Quando la valutazione specialistica, discussa con l’équipe curante, esclude qualsiasi possibilità di guarigione, si concorda un piano terapeutico, presentato anche ai familiari del paziente, volto alla gestione dei pochi sintomi ancora curabili quali dolore, nausea e vomito, ansia ed eventuale percezione di difficoltà respiratoria (tecnicamente nota come dispnea). I farmaci principalmente utilizzati sono farmaci oppioidi (morfina o più potenti derivati) e sedativi che, tuttavia, non sono scevri da complicanze quali il sopore e la conseguente perdita di contatto tra l’assistito e i suoi famigliari. 

“Le competenze dei terapisti del dolore, l’utilizzo sempre più diffuso delle tecniche ecografiche e la scelta dei farmaci migliori in funzione della patologia e della tipologia del dolore, oltre che nel rispetto delle caratteristiche del malato, diventano fondamentali - spiega il dott.
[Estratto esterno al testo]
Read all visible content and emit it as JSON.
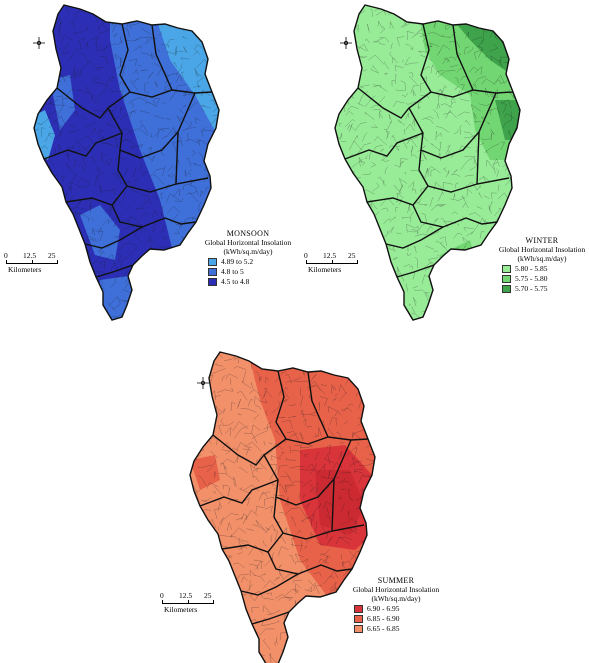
{
  "colors": {
    "outline": "#111111",
    "taluk_lines": "#1a1a1a"
  },
  "maps": [
    {
      "id": "monsoon",
      "season": "MONSOON",
      "subtitle": "Global Horizontal Insolation",
      "units": "(kWh/sq.m/day)",
      "scale": {
        "ticks": [
          "0",
          "12.5",
          "25"
        ],
        "unit": "Kilometers"
      },
      "north_icon": "north-compass-icon",
      "legend": [
        {
          "label": "4.89 to 5.2",
          "color": "#4aa6e6"
        },
        {
          "label": "4.8  to 5",
          "color": "#3f6fd8"
        },
        {
          "label": "4.5  to 4.8",
          "color": "#2c2fb5"
        }
      ]
    },
    {
      "id": "winter",
      "season": "WINTER",
      "subtitle": "Global Horizontal Insolation",
      "units": "(kWh/sq.m/day)",
      "scale": {
        "ticks": [
          "0",
          "12.5",
          "25"
        ],
        "unit": "Kilometers"
      },
      "north_icon": "north-compass-icon",
      "legend": [
        {
          "label": "5.80 - 5.85",
          "color": "#98ec98"
        },
        {
          "label": "5.75 - 5.80",
          "color": "#72d672"
        },
        {
          "label": "5.70 - 5.75",
          "color": "#3ea34a"
        }
      ]
    },
    {
      "id": "summer",
      "season": "SUMMER",
      "subtitle": "Global Horizontal Insolation",
      "units": "(kWh/sq.m/day)",
      "scale": {
        "ticks": [
          "0",
          "12.5",
          "25"
        ],
        "unit": "Kilometers"
      },
      "north_icon": "north-compass-icon",
      "legend": [
        {
          "label": "6.90 - 6.95",
          "color": "#d8343a"
        },
        {
          "label": "6.85 - 6.90",
          "color": "#e8624a"
        },
        {
          "label": "6.65 - 6.85",
          "color": "#f2906a"
        }
      ]
    }
  ]
}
Resta -.
Parallelamente, si chiede l’intervento del Servizio di Psicologia Clinica presente nel nostro Ospedale. Il colloquio con l’assistito e con i suoi parenti, l’offerta di supporto specialistico, la disponibilità a continui chiarimenti costruiscono un percorso che permette di elaborare, fino ad accettare, l’inevitabile fine della vita” continua il medico. 

Il ricovero

Quando le condizioni famigliari o le difficoltà di gestione non sono permissive si può arrivare alla decisione estrema di un ricovero intensivo palliativo. Che il percorso palliativo sia in reparto o in terapia intensiva, una volta avviata la fase finale, la priorità diventa garantire una vicinanza costante tra familiari e assistito terminale.
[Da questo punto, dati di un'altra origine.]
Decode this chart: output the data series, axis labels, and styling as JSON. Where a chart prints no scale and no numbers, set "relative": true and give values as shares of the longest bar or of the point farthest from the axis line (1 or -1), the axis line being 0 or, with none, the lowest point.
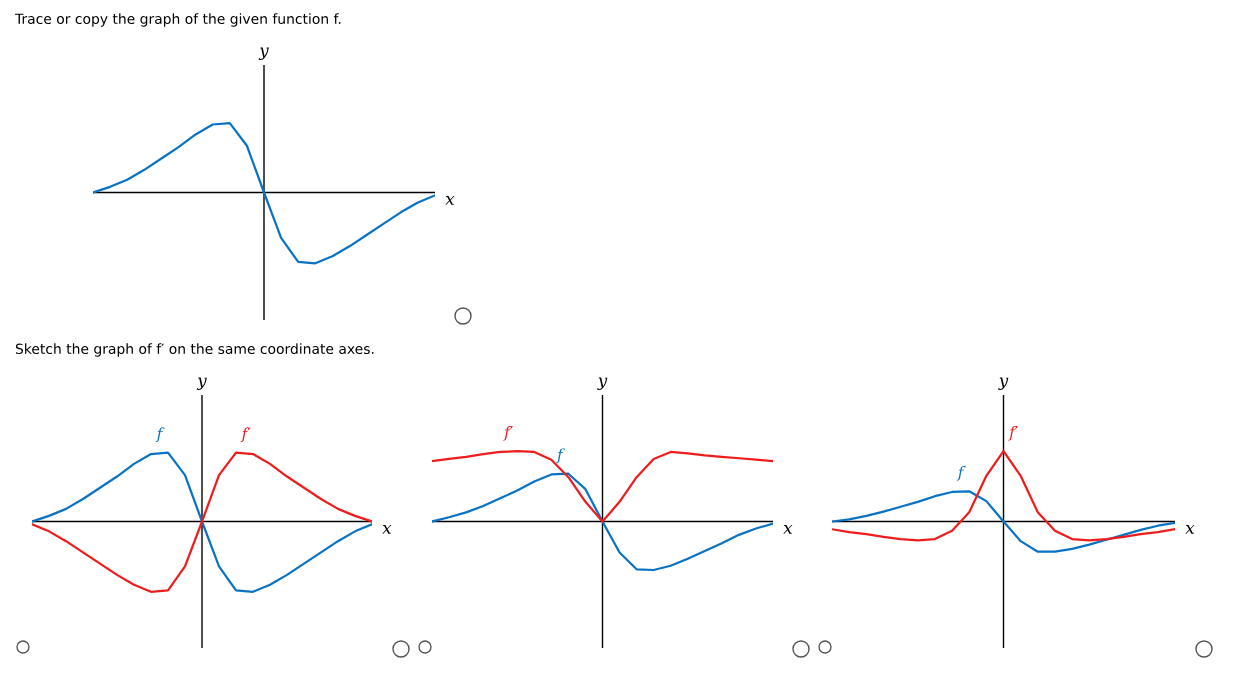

“Si tratta di un obiettivo così importante per le nostre équipe che, anche durante la pandemia, si è sempre fatto di tutto per agevolare la condivisione di questo tempo particolare - spiega il medico -. Il tempo del fine vita è un tempo importantissimo. È un tempo che non possiamo prevedere, che difficilmente possiamo gestire, al di là degli effetti collaterali terminali che possiamo controllare con alti dosaggi di farmaci sedativi e oppiacei - continua il dott. Resta -. Il tempo concesso dalla palliazione ben condotta è tempo regalato.”

In alternativa, considerate però la scarsità delle strutture e le possibilità assistenziali, si può spostare il malato in Hospice o al proprio domicilio, quando il contesto familiare lo permette.

“Nella mission della nostra Unità Operativa di Anestesia, Rianimazione e Terapia del dolore, le cure palliative sono, di fatto, una delle occasioni privilegiate in cui è possibile valorizzare al meglio sia il lavoro di équipe sia il rapporto di fiducia e affidamento tra medico e assistito. Non a caso, il termine palliazione deriva dal latino palium, che significa mantello o protezione. Curare, laddove non è più possibile guarire, non significa ammettere un fallimento terapeutico, a cui segue un abbandono delle cure, ma anzi ci richiede un complesso lavoro di squadra, in cui figure diverse collaborano, mettendo a disposizione e a protezione del soggetto fragile e del contesto affettivo che lo circonda, un elevatissimo livello di competenze” conclude il dott. Resta.